Background:

Immune checkpoint inhibitors (ICIs) have revolutionized the treatment of cancer patients.  Clinical results have demonstrated that combining ICIs leads to significant clinical benefits and durable responses across tumor types. These amazing clinical results spurred the investigation of a large number of novel targets, many targeting a specific receptor and immune cell population. These novel compounds typically either inhibited an immunosuppressor cell type or pathway or stimulated a single specific immunoeffector cell type. Results often showed that targeting was effective, but clinical benefits were transient and disappointing. This raises the question of whether a different approach should be considered, one that would positively impact the entire tumor immune environment, inhibiting many immunosuppressor cells and stimulating immunoeffector cells, and potentially result in a synergistic effect that might induce a lasting clinical benefit.

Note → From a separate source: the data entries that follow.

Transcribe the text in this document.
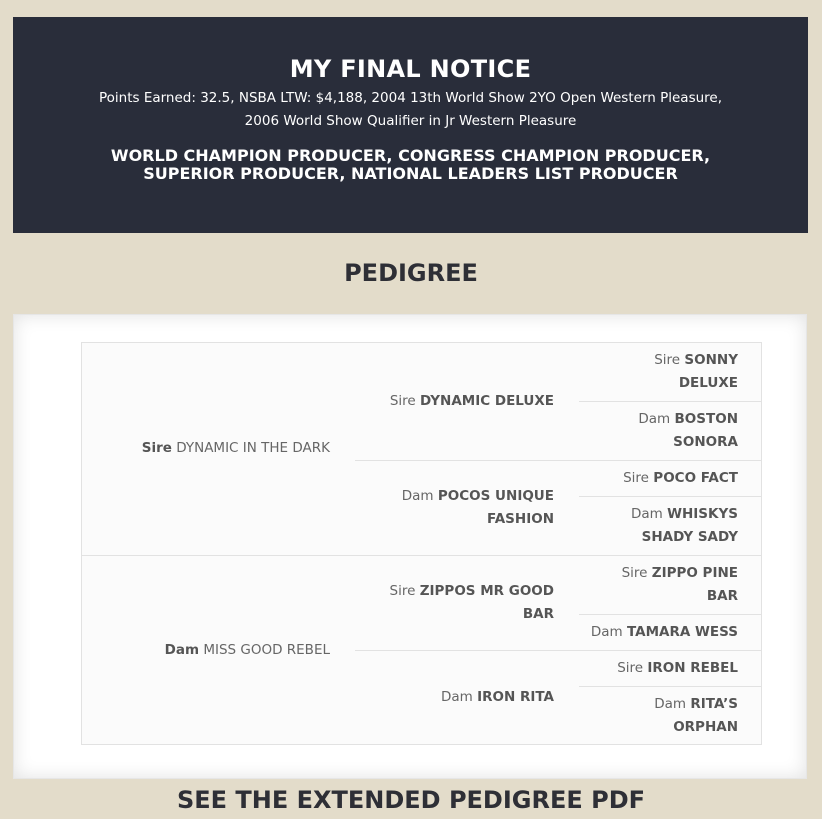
MY FINAL NOTICE
Points Earned: 32.5, NSBA LTW: $4,188, 2004 13th World Show 2YO Open Western Pleasure, 2006 World Show Qualifier in Jr Western Pleasure
WORLD CHAMPION PRODUCER, CONGRESS CHAMPION PRODUCER, SUPERIOR PRODUCER, NATIONAL LEADERS LIST PRODUCER
PEDIGREE
Sire DYNAMIC IN THE DARK
Dam MISS GOOD REBEL
Sire DYNAMIC DELUXE
Dam POCOS UNIQUE FASHION
Sire ZIPPOS MR GOOD BAR
Dam IRON RITA
Sire SONNY DELUXE
Dam BOSTON SONORA
Sire POCO FACT
Dam WHISKYS SHADY SADY
Sire ZIPPO PINE BAR
Dam TAMARA WESS
Sire IRON REBEL
Dam RITA’S ORPHAN
SEE THE EXTENDED PEDIGREE PDF
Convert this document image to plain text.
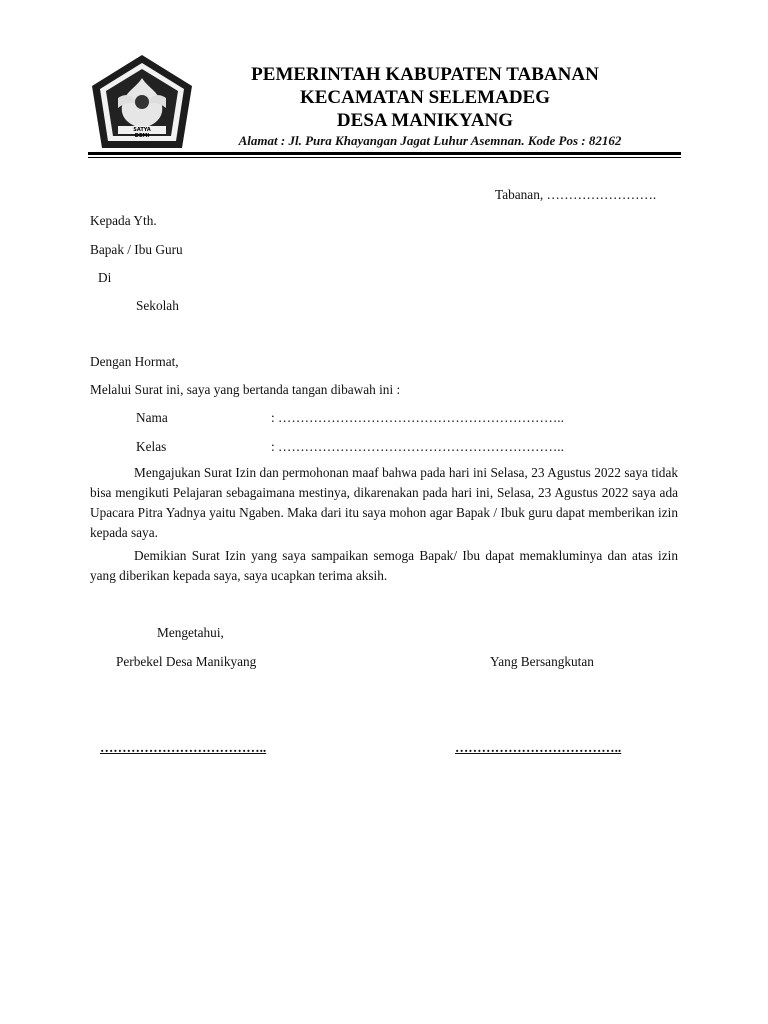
SATYA DEMI
PEMERINTAH KABUPATEN TABANAN
KECAMATAN SELEMADEG
DESA MANIKYANG
Alamat : Jl. Pura Khayangan Jagat Luhur Asemnan. Kode Pos : 82162
Tabanan, …………………….
Kepada Yth.
Bapak / Ibu Guru
Di
Sekolah
Dengan Hormat,
Melalui Surat ini, saya yang bertanda tangan dibawah ini :
Nama	: ………………………………………………………..
Kelas	: ………………………………………………………..
Mengajukan Surat Izin dan permohonan maaf bahwa pada hari ini Selasa, 23 Agustus 2022 saya tidak bisa mengikuti Pelajaran sebagaimana mestinya, dikarenakan pada hari ini, Selasa, 23 Agustus 2022 saya ada Upacara Pitra Yadnya yaitu Ngaben. Maka dari itu saya mohon agar Bapak / Ibuk guru dapat memberikan izin kepada saya.
Demikian Surat Izin yang saya sampaikan semoga Bapak/ Ibu dapat memakluminya dan atas izin yang diberikan kepada saya, saya ucapkan terima aksih.
Mengetahui,
Perbekel Desa Manikyang	Yang Bersangkutan
………………………………..	………………………………..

Sphingolipids are bioactive signaling molecules implicated in multiple cellular processes and signaling pathways. Sphingosine-1-phosphate (S1P) is a key sphingolipid that induces cancer cell proliferation, activates multiple oncogenic pathways, is associated with the expression of cytokines and chemokines and stimulates immuno-suppressor cells and inhibits immunoeffector cells. Ceramides, a different class of sphingolipids, induce apoptosis, down regulate oncogenic pathways, and stimulate immuno-effector cells. Therefore, modulating sphingolipids may be an approach to rebalancing the tumor immune microenvironment as a whole.

Methods:

BXQ-350 is a novel biologic that modulates sphingolipid metabolism, lowering S1P and increasing ceramides’ concentration. BXQ-350 was investigated preclinically (in vitro, ex vivo and in vivo) and clinically in a Phase 1 dose-escalation safety study in cancer patients with advanced solid malignancies.

Results:

Preclinical results showed that BXQ-350 modulates many immune cells mildly as it repolarizes macrophages towards the M1 phenotype, it inhibits MDSC proliferation and their suppressive function, and it expands NK cells and CD3+/4+/8+ TILs and enhance their cytotoxicity.  Clinically, BXQ-350 was well tolerated in cancer patients and showed signs of single agent activity leading to long term clinical benefits. Analyses of biomarker samples suggest that, in patients experiencing a clinical benefit, systemic S1P/ceramides levels decreased post BXQ-350 treatment.  

Conclusion:

Preclinical and clinical results indicate that BXQ-350 modulates sphingolipid metabolism, lowering the immuno-suppressor S1P and simultaneously increasing immuno-effector ceramides. Effects on individual multiple immune cell types are mild, but meaningful and synergistic. Modulating sphingolipids may be an effective strategy to rebalance the tumoral immune system as a whole towards tumor suppression and homeostasis.